Satire series “Spitting Image” returns to mock American politics

Photo courtesy of Fair Use, Wikipedia

 

How popular would a television series have to be to have major celebrities actually looking forward to being lampooned in horribly distorted cartoons of themselves? As popular as the Brit-hit satire puppet show “Spitting Image.”

“Spitting Image” was an era-defining comedy series that started during the heyday of the Iron Lady, Margaret Thatcher, when she was the Prime Minister of the United Kingdom, drawing in as many as 15 million people every week.

During its first run between 1984 and 1996, nobody on the world stage was beyond ridicule. Some of the show’s most notable bits include Ronald Reagan being shown as a bumbling fool, Mikhail Gorbachev was a “da”-man with a hammer-and-sickle birthmark on his forehead, Queen Elizabeth II as a perpetual drunk and Pope John Paul II as a banjo-playing womanizer with a thick African-American accent, among others.

“Spitting Image” is a weekly puppet show that dabbles in the surrealism achieved from ridiculing the political figures and celebrities to the point of absurdity and beyond. With the current political climate across the world, one could argue that it does not take much effort to paint them in an absurd image, so “Spitting Image” made the right call in coming back this October on streaming service BritBox and its YouTube channel, roughly 24 years since its final episode in 1996.

The strength in “Spitting Image” treads on that razor-thin line between the absurd and the realistic, and that is the source of all the occasional snorting of air through your nostrils and the more frequent fits of helpless giggles. 

One of the more memorable throwaway scenes of this season so far takes place in “US Election Special (Part 2).” Comprised of only fifteen seconds, it is set in Senator Mitch McConnell’s office, where he’s interviewing every single lawyer he can find to nominate as a judge:

“So you say you’re a lawyer?” asks a strangely turtle-like McConnell.

The candidate replies, “Yep. Got my business card right here!” while sliding across a bottle of “Jack Spaniels.”

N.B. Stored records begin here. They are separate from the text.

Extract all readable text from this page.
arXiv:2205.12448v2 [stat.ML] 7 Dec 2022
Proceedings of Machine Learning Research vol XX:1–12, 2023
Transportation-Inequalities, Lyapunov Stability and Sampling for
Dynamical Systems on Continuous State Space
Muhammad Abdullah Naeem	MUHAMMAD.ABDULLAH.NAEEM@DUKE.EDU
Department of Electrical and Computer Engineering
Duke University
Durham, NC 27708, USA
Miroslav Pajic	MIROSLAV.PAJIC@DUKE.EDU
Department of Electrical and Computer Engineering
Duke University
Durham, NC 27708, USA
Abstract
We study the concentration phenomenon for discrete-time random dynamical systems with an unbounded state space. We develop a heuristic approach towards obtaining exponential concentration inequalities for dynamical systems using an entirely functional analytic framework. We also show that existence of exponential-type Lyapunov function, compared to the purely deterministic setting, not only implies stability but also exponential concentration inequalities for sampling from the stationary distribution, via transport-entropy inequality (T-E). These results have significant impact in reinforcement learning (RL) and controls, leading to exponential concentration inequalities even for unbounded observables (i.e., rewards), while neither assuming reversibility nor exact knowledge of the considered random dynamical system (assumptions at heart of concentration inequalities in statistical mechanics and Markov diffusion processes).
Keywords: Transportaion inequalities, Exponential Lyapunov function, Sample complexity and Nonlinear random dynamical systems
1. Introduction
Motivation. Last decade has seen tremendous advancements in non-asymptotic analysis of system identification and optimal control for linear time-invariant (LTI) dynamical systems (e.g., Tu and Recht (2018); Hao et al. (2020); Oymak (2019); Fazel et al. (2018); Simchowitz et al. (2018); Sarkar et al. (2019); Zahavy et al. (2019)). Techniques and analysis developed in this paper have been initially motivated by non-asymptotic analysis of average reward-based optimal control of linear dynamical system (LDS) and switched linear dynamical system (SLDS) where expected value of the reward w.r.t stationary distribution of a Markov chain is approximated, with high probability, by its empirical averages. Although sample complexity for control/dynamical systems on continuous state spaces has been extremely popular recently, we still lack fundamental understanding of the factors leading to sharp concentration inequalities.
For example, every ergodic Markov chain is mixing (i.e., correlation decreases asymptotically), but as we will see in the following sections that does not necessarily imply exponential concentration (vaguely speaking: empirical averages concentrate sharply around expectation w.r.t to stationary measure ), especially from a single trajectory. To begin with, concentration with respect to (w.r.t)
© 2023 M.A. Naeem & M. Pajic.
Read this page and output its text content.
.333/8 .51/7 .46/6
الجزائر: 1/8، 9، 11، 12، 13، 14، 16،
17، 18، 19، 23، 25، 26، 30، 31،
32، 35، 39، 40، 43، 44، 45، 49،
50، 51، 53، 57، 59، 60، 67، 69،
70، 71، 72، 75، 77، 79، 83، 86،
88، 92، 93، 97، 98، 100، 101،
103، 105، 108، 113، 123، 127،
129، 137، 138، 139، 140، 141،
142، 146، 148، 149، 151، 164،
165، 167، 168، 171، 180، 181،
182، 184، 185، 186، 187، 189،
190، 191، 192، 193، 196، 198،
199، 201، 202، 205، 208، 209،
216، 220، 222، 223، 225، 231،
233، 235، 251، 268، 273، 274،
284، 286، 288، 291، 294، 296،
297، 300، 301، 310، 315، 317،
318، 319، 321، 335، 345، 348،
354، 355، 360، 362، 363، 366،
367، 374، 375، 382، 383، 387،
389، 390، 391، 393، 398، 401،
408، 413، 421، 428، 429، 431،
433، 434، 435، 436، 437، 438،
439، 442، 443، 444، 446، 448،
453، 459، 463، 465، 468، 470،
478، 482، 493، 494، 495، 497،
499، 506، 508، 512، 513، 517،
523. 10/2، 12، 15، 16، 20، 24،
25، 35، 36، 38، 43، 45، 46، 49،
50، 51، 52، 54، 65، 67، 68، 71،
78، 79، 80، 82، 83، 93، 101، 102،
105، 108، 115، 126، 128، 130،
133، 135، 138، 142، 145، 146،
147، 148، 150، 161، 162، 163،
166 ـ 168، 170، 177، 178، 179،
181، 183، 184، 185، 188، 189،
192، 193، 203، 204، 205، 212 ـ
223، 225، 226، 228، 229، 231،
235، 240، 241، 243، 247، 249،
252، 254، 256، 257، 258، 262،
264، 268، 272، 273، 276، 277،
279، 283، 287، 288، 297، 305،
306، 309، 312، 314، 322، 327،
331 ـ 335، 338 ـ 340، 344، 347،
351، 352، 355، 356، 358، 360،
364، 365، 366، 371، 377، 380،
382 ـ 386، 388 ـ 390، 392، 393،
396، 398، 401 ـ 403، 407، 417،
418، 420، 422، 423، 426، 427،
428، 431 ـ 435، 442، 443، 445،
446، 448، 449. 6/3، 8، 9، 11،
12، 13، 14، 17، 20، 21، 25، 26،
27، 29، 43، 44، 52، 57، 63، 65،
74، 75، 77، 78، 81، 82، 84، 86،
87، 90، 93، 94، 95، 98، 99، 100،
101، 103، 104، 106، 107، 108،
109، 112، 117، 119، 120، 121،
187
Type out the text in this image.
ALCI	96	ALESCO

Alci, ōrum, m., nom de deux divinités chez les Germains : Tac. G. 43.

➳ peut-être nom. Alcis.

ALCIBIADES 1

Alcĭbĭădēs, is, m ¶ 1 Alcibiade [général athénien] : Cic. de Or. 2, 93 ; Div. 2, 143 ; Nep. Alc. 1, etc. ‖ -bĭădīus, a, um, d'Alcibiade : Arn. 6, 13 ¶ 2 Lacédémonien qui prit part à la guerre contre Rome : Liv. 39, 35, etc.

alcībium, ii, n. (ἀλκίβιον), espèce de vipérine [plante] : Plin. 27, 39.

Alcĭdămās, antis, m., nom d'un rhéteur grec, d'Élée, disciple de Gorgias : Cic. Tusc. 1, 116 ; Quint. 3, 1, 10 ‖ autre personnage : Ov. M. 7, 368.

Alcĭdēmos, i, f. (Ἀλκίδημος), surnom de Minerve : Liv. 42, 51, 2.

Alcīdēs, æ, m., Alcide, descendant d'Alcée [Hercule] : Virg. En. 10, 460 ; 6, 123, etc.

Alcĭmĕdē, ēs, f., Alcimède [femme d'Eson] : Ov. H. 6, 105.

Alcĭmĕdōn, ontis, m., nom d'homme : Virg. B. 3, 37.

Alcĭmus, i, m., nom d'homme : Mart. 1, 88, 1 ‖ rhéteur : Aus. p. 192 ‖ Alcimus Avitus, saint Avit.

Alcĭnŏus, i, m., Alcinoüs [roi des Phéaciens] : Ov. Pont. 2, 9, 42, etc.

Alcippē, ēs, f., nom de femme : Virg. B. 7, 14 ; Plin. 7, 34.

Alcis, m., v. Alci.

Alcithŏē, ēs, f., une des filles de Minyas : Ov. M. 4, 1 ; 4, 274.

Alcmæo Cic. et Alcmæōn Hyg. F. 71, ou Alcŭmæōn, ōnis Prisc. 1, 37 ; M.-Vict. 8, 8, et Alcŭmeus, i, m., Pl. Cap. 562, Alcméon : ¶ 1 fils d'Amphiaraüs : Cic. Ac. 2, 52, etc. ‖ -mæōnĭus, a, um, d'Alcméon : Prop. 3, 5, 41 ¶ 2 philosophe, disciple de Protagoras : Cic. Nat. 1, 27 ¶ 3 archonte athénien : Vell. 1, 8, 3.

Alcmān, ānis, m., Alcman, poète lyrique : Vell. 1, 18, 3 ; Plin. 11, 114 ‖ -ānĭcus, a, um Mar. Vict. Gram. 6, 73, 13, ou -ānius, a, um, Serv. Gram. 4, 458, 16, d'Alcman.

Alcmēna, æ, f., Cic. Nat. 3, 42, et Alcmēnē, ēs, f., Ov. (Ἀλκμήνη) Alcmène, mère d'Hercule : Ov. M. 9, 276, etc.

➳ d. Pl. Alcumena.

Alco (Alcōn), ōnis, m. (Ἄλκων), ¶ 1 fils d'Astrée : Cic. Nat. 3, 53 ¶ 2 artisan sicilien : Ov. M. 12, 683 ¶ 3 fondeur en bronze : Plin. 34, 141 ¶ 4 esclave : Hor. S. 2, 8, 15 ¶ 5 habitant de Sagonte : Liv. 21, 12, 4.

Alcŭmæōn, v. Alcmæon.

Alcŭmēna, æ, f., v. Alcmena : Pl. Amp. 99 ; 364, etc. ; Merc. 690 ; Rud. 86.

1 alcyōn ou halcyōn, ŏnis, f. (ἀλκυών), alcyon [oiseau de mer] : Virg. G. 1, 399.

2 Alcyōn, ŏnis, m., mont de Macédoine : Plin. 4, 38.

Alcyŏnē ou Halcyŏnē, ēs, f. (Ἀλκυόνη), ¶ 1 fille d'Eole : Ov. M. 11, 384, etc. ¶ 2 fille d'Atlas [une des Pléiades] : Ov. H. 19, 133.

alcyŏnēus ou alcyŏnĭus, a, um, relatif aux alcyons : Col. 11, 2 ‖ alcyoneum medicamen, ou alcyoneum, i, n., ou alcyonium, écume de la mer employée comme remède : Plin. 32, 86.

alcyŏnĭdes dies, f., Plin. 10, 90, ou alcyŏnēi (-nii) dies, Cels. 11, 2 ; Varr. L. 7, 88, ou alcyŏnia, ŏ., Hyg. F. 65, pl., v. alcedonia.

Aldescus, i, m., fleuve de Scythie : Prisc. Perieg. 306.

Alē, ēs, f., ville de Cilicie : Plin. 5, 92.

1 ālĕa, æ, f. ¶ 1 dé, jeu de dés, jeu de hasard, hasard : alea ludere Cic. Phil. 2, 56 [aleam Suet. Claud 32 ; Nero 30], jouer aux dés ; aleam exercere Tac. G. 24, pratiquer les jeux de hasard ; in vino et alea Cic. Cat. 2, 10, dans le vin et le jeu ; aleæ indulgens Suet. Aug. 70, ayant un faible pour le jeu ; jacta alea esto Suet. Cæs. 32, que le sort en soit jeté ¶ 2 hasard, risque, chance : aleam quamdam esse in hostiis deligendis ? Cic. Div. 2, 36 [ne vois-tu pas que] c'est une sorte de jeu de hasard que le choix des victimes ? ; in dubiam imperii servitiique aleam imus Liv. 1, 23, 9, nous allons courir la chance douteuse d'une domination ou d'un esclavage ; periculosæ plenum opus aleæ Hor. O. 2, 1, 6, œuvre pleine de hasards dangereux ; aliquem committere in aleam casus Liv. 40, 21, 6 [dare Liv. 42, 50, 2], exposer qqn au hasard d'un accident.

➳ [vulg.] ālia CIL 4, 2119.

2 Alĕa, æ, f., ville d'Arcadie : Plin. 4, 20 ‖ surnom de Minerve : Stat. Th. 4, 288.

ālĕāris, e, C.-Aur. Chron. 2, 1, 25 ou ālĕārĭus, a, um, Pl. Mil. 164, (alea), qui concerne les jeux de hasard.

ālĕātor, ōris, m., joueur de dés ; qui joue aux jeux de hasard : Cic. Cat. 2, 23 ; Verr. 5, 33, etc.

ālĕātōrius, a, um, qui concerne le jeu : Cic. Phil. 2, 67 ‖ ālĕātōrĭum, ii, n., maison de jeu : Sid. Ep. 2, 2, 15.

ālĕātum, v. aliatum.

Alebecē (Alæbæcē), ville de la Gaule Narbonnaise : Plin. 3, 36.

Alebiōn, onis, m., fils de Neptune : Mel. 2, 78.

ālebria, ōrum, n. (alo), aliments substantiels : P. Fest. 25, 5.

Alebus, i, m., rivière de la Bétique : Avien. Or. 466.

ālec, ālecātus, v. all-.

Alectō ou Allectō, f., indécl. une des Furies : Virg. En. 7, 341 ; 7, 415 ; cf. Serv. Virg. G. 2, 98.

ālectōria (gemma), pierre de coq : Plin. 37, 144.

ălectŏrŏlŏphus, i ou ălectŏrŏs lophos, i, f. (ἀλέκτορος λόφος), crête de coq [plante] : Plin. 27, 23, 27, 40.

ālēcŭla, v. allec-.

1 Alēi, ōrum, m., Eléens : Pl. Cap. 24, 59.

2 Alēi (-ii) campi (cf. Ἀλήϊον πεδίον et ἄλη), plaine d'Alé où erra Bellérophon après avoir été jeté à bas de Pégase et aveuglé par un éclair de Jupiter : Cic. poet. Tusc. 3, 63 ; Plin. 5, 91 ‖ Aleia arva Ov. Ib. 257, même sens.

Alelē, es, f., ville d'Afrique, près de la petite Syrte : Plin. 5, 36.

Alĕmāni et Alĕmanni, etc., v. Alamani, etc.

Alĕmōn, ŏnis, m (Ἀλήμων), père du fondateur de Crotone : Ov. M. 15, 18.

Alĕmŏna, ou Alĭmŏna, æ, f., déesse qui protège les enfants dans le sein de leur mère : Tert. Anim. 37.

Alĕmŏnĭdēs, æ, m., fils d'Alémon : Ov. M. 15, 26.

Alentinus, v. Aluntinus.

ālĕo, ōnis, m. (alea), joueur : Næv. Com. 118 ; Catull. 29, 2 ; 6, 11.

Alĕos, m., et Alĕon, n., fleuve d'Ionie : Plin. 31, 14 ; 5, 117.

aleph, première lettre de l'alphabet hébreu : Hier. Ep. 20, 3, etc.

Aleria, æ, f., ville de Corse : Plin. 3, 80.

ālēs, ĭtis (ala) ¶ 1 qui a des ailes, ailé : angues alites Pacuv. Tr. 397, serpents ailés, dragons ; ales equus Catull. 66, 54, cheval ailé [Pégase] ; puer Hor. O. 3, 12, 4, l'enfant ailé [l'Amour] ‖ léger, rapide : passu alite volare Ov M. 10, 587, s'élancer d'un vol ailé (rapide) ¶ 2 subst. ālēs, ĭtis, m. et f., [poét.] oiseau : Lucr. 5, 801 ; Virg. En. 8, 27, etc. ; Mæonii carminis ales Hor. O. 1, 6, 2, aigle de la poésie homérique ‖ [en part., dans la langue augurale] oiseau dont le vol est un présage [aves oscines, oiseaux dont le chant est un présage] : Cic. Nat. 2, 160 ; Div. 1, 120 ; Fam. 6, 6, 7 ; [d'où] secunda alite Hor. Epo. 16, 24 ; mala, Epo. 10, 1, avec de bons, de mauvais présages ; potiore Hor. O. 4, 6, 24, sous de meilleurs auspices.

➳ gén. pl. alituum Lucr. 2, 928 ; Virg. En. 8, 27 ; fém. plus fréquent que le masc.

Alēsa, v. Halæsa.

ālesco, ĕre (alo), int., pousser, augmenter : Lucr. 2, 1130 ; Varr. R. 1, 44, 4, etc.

“But you have been to law school?”

“I’ve been to school, and I’ve had run-ins with the law.”

McConnell then throws a black robe towards the candidate, saying, “You’re a judge.”

“Spitting Image” goes against the norm for most of the political satires of our times, and it pulls strong punches at both sides of the political spectrum: portraying Nancy Pelosi as pander-happy with as much cruelty as Dominic Cummings (the chief adviser to Boris Johnson) as an alien from the planet Epsilon-5. Above all, it holds the public figures up to scrutiny in a time where major media seems all too happy to either elevate them onto a godly pedestal or trash them like peddlers on the street.

To “Spitting Image,” every public figure is peddling their ideals onto the mass narrative or government policy. Therefore, it makes them perfect objects of ridicule.

“Spitting Image” is available to watch on BritBox, as well as its official YouTube channel, which uploads full episodes every week.